27 octobre 2017

9h30 - Village Médias 
Faustine Bollaert : sur M6, “j’étais devenue une vieille épouse qu’on ne désire plus”

L’animatrice Faustine Bollaert a quitté M6 et l’émission Le Meilleur Pâtissier pour présenter une émission testimoniale, l’après-midi sur France 2.

INTERVIEW

Elle ne s’en cache pas : Faustine Bollaert était “arrivée au bout de mon histoire d’amour avec M6”. Après cinq ans passés sur la chaîne, et notamment à la présentation de la très populaire émission Le Meilleur Pâtissier, l’animatrice de 38 ans a décidé de mettre les voiles pour un nouveau challenge, plus en phase avec ses envies. Elle anime aujourd’hui l’émission de témoignages Ça commence aujourd’hui, l’après-midi sur France 2.

“M6 n’a pas ça dans son ADN”. Mais si Faustine Bollaert a répondu positivement à la proposition de France 2, c’est aussi, visiblement, pour ne plus subir une forme de frustration. À M6, “j’étais peut-être un peu devenue une vieille épouse qu’on aime mais qu’on ne désire plus. Donc quand on vient vous désirer ailleurs, quand on vous propose un projet excitant, qui correspondait vraiment à ce que je voulais faire et que je n’aurais pas pu présenter sur M6 parce que la chaîne n’a pas ça dans son ADN, la question ne s’est même pas posée”, a expliqué l’animatrice dans Village Médias, vendredi sur Europe 1

“Qu’est-ce que c’est excitant !”. Le pari de quitter une émission à succès pour une création, en lieu et place de l’ancienne émission testimoniale de Sophie Davant, était osé. “On ne peut pas faire des choix dans la vie qu’en fonction de l’audience.

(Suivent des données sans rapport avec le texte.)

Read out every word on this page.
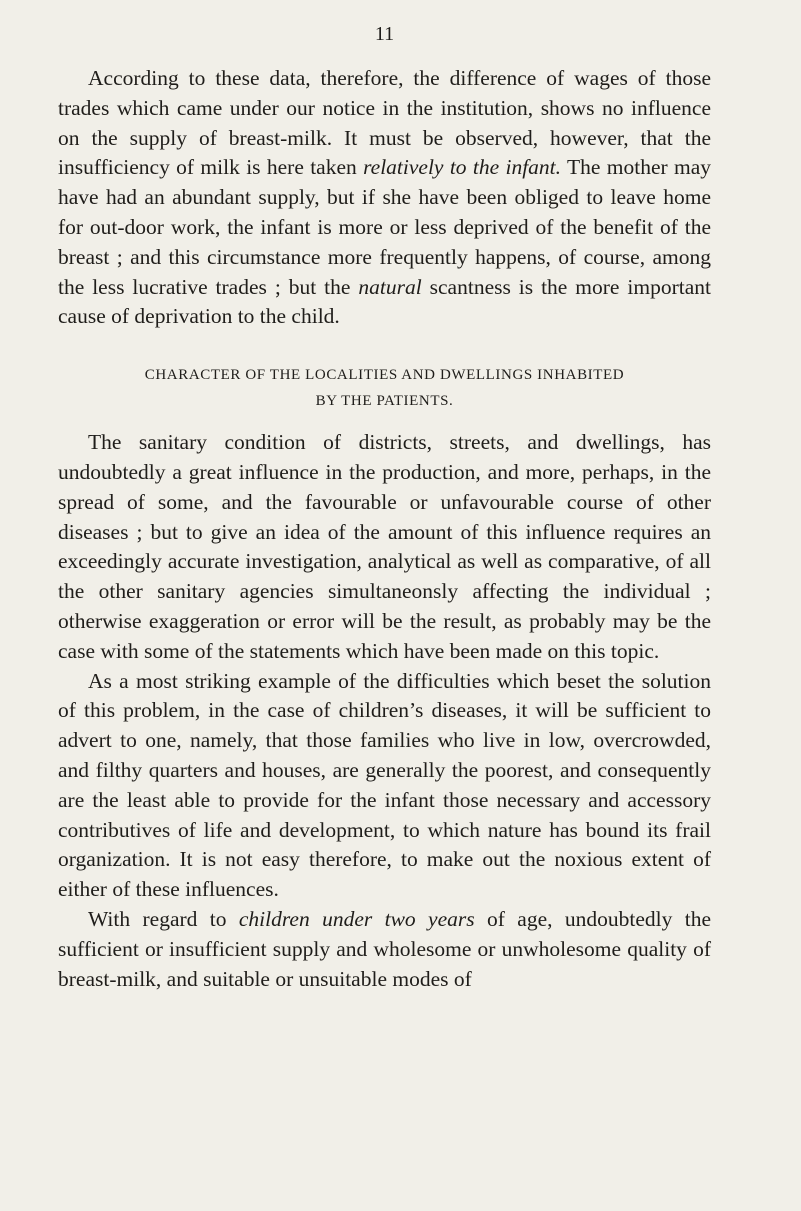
11

According to these data, therefore, the difference of wages of those trades which came under our notice in the institution, shows no influence on the supply of breast-milk. It must be observed, however, that the insufficiency of milk is here taken relatively to the infant. The mother may have had an abundant supply, but if she have been obliged to leave home for out-door work, the infant is more or less deprived of the benefit of the breast ; and this circumstance more frequently happens, of course, among the less lucrative trades ; but the natural scantness is the more important cause of deprivation to the child.

CHARACTER OF THE LOCALITIES AND DWELLINGS INHABITED
BY THE PATIENTS.

The sanitary condition of districts, streets, and dwellings, has undoubtedly a great influence in the production, and more, perhaps, in the spread of some, and the favourable or unfavourable course of other diseases ; but to give an idea of the amount of this influence requires an exceedingly accurate investigation, analytical as well as comparative, of all the other sanitary agencies simultaneonsly affecting the individual ; otherwise exaggeration or error will be the result, as probably may be the case with some of the statements which have been made on this topic.

As a most striking example of the difficulties which beset the solution of this problem, in the case of children’s diseases, it will be sufficient to advert to one, namely, that those families who live in low, overcrowded, and filthy quarters and houses, are generally the poorest, and consequently are the least able to provide for the infant those necessary and accessory contributives of life and development, to which nature has bound its frail organization. It is not easy therefore, to make out the noxious extent of either of these influences.

With regard to children under two years of age, undoubtedly the sufficient or insufficient supply and wholesome or unwholesome quality of breast-milk, and suitable or unsuitable modes of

J’ai quitté une émission qui faisait entre trois et quatre millions de téléspectateurs pour aller vers une émission beaucoup plus risquée, où il va falloir reconquérir les gens un à un. Mais qu’est-ce que c’est excitant ! Et est-ce que la vie ce n’est pas ça ? Pour moi, c’était un non-choix”, assure-t-elle. 

“Il faut vite monter” les audiences. Pour autant, Faustine Bollaert a bien conscience qu’elle est attendue au tournant par la direction de France 2. “Il y a une vraie grosse pression” de France 2 sur les après-midis, avoue-t-elle, sans fard. “Nous, on a une chance, c’est qu’on n’arrête pas de monter. Mais on n’est pas encore au point espéré. Quand Toute une histoire s’est arrêtée, la case était à 10/11% (en parts de marché, ndlr), il faut absolument que cette case remonte à ce niveau. Il faut absolument vite monter à 10, oui”, indique-t-elle.